Vita de Iêsoûs Kristos Theohuios selon Saint Loannes an 87



 
Citation :
Rouleau 17


C’était un moment atroce ! Quand je suis tombé sur la rue et que les gardes m’ont poussé à coup de sandale, j’étais si bouleversé par ce qui venait de se dérouler sous mon regard d’enfant que je n’ai pas senti la dureté du pavé ou celle des semelles. Les confidences de Kristos prenaient tout leur sens, et je saisissais enfin toute l’immensité de l’Histoire de cet homme. 
 
Je me relevais en pleurant et je parcourrais les chemins, ne sachant plus où aller… Les badauds m’observaient curieusement, certains apitoyés, d’autres amusés. Quand soudain, j’entendis la sonorité d’une trompette romaine... Instinctivement, je me suis guidé au bruit et mes pas me menèrent sur une grande place. 
 
La cohorte de légionnaire était assemblée autour de Kristos, Ponce et le Grand prêtre païen en tête, à cheval. Tous montaient, d’un train lent, vers la colline des condamnés… Ils étaient suivis par une foule de plus en plus grande, dont la clameur emplissait les ruelles et montaient vers le ciel. 

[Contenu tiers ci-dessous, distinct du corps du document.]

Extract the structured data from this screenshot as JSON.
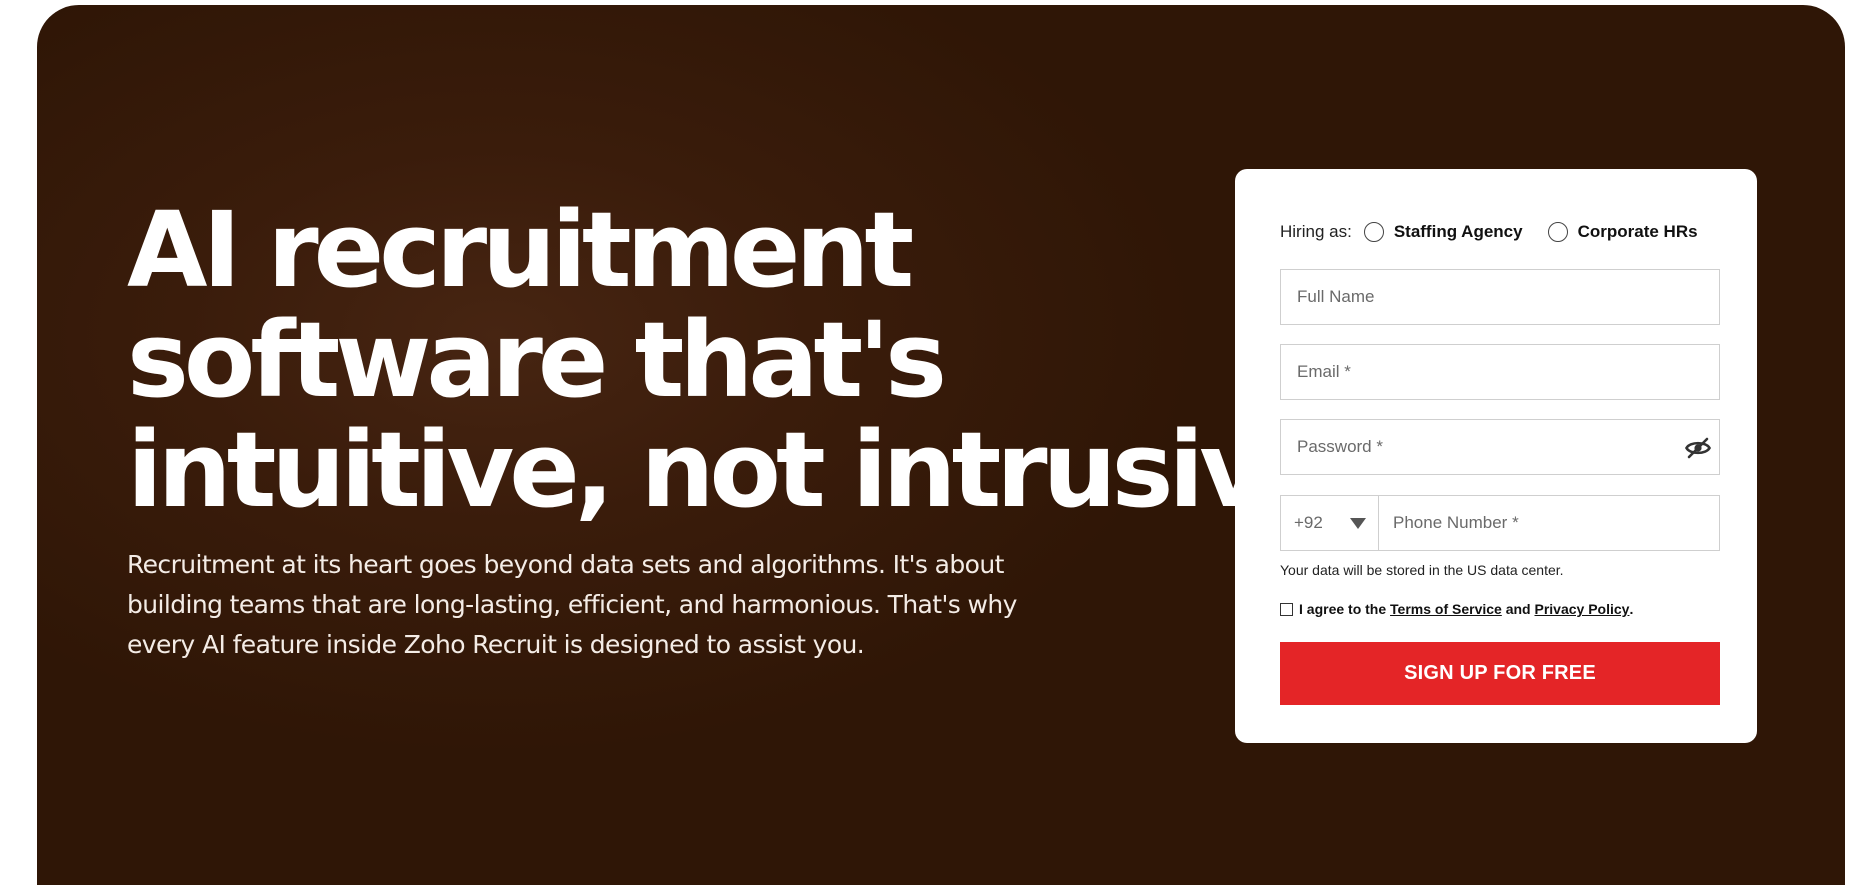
{
  "hero": {
    "headline_lines": [
      "AI recruitment",
      "software that's",
      "intuitive, not intrusive"
    ],
    "subtext_lines": [
      "Recruitment at its heart goes beyond data sets and algorithms. It's about",
      "building teams that are long-lasting, efficient, and harmonious. That's why",
      "every AI feature inside Zoho Recruit is designed to assist you."
    ]
  },
  "signup_form": {
    "hiring_label": "Hiring as:",
    "hiring_options": [
      "Staffing Agency",
      "Corporate HRs"
    ],
    "full_name_placeholder": "Full Name",
    "email_placeholder": "Email *",
    "password_placeholder": "Password *",
    "country_code": "+92",
    "phone_placeholder": "Phone Number *",
    "data_center_note": "Your data will be stored in the US data center.",
    "agree_prefix": "I agree to the ",
    "terms_link": "Terms of Service",
    "agree_and": " and ",
    "privacy_link": "Privacy Policy",
    "agree_suffix": ".",
    "submit_label": "SIGN UP FOR FREE"
  },
  "icons": {
    "password_toggle": "eye-slash-icon",
    "country_dropdown": "caret-down-icon"
  },
  "colors": {
    "hero_background": "#2f1606",
    "cta_background": "#e42527",
    "card_background": "#ffffff"
  }
}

Rien ne pouvait arrêter le convoi, pas même les cris de Magdala et des apôtres… 
 
Avec Kristos, on emmenait aussi deux autres condamnés pour spéculation, qui se nommaient Black et Decker. Ceux-là devaient être écartelés. 
 
La montée fut pénible, épuisante, surtout par ce jour chaud et lourd. Le soleil irradiait la nature et la ville en la recouvrant d’une chape de malaise et de tension. Mais cela n’empêchait pas la foule de monter et de pleurer la mort prochaine de celui qu’elle commençait à aimer. 
 
Pierre Ponce et le grand prêtre païen, eux qui ne se fatiguaient pas, car ils étaient à cheval, atteignirent bientôt le sommet de la colline. Voyant la foule s’amasser, ils décidèrent que la peine pour avoir troublé l’ordre de la cité et pour avoir prêché contre la croyance des prêtres impies se devait d’être exemplaire. 
 
Kristos fut fouetté pendant plus d’une heure par les gardes, mais jamais aucun cri n’échappa de sa bouche. Il endurait les pires souffrances avec un air calme et serein. 
 
Alors, les bourreaux raillèrent sa foi et insultèrent Dieu, espérant déchaîner sa colère. Mais jamais il ne répondit, même quand ils le ceinturèrent de cordes qu’ils tendirent avec des poulies selon les vœux du grand prêtre. 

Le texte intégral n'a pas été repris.